Of those, Awawdeh said he is not concerned about legal challenges, however. Skeptics and opponents of the legislation have raised concerns that granting noncitizens the right to vote in municipal elections would violate the state constitution, which states that “every citizen” should be entitled to vote. Proponents of the noncitizen voting measure argue that that language constitutes a floor and not a ceiling. “Federal, state and local law says that it’s legal,” Awawdeh said. “If people want to say that they just don’t want to enfranchise people of color, that they don’t want to enfranchise immigrants, they should say that.” 

Still, lawsuit attempts seem likely. Republican Council Member Joe Borelli and state GOP Chair Nick Langworthy have said they’d pursue legal challenges. 

What Awawdeh and other advocates said they’re focused on now is the successful implementation of the measure. While a huge new swath of immigrant New Yorkers will be eligible to vote in municipal elections – for mayor, City Council, comptroller, public advocate, borough president and municipal ballot measures – they are still prohibited from voting in state and federal elections. Ensuring they don’t mistakenly vote in the wrong elections, and face penalties for doing so, will be crucial. As will ensuring that eligible voters are aware of their new rights and register to vote. 

Nora Moran, director of policy and advocacy at United Neighborhood Houses, said that provisions included in the legislation will help with those goals. The legislation says that the city Board of Elections and the campaign finance board should “consult regularly” with advocacy and community groups on implementation, including carrying out community education programs.

Council Member-elect Pierina Ana Sanchez, who will represent the Bronx come January, said that resources must be put toward voter education. “One of the biggest powers we have in the City Council is the power of the budget,” she said. “Next year, when we are negotiating our first budget as a City Council, there’s going to be a question about how much money we allocate to the education that is needed to inform New York City that this is a new right that our immigrant New Yorkers have.”

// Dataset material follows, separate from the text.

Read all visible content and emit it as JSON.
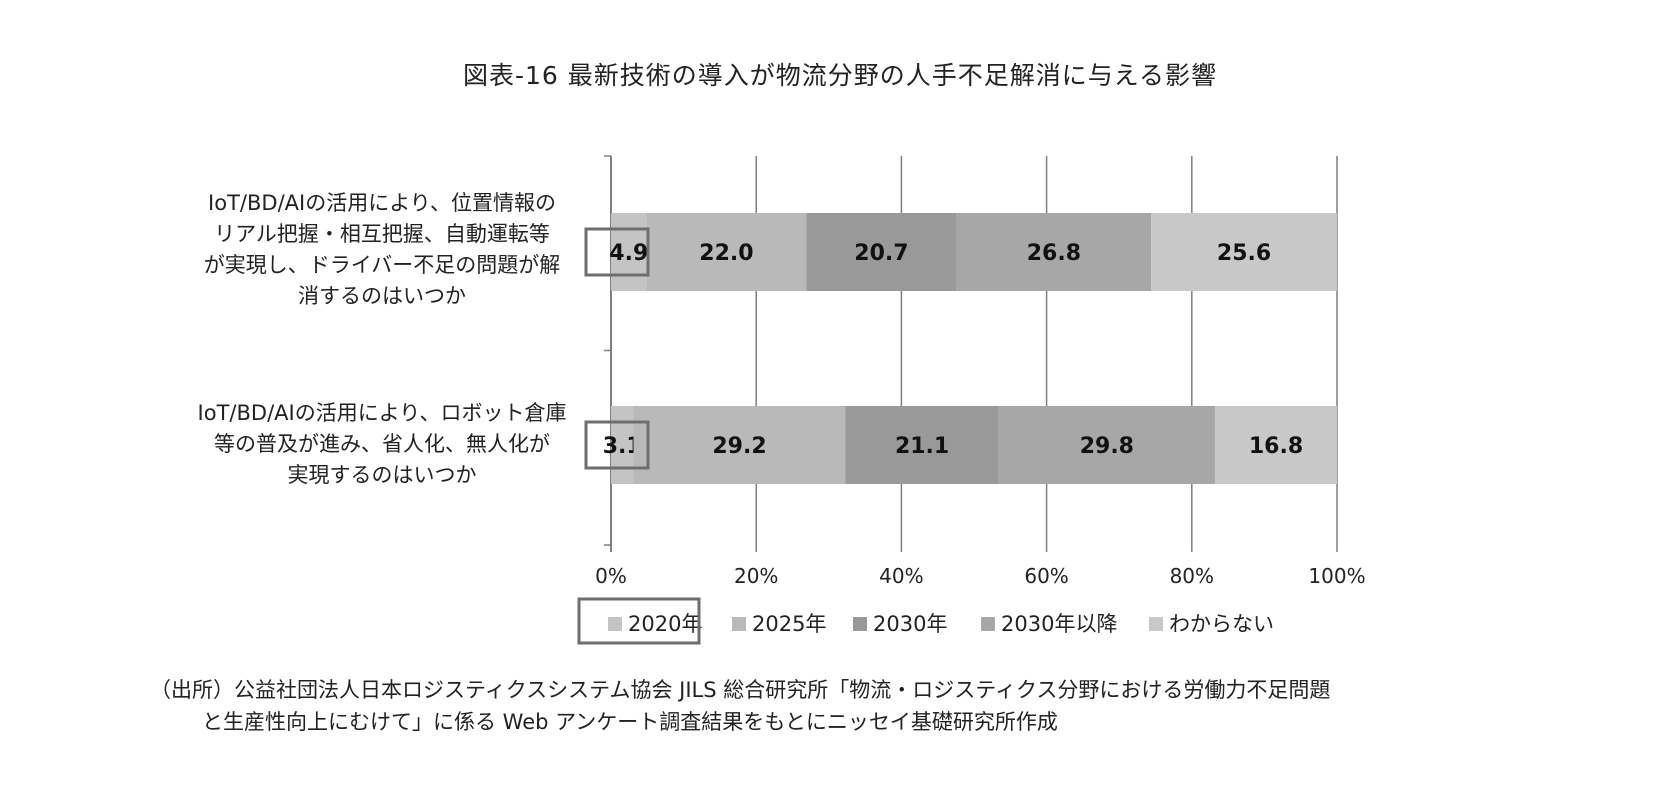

And then there’s the task of ensuring the New York City Board of Elections is able to facilitate the implementation of this measure. The Board of Elections is the frequent subject of scrutiny, thanks to problems ranging from the botched release of election results and absentee ballots to  broken voting machines and voter purges.I’m always worried about the BOE. It’s like Groundhog Day with the BOE,” Council Speaker Corey Johnson said on Thursday, when asked about their ability to implement the noncitizen voting measure. Asked whether he trusted the board enough to do it, Johnson said, “It’s trust, but verify. I don’t know. They screw things up a lot.” 

Advocates for the bill said that resources and training for the board will be key. “We have to make sure that they have appropriate trainings for their staff, and that their staff understand what this law means and who is now enfranchised so that when people are registering, that their voter registration forms get processed, and then when they get to the ballot box, that they're able to vote and that they're not turned away,” Awawdeh said. 

While much of that work still remains, lawmakers, advocates and immigrants who fought for the passage of the bill found a little time Thursday to revel in their success. Immigrant New Yorkers who will be affected by the legislation joined lawmakers in heralding the bill’s impending passage, including Melissa John, the founder of RepresentWe, a group that supports the bill, and a green card holder. “Today I’m finally being seen, I’m finally being heard as part of the democratic process,” John said on the steps of City Hall.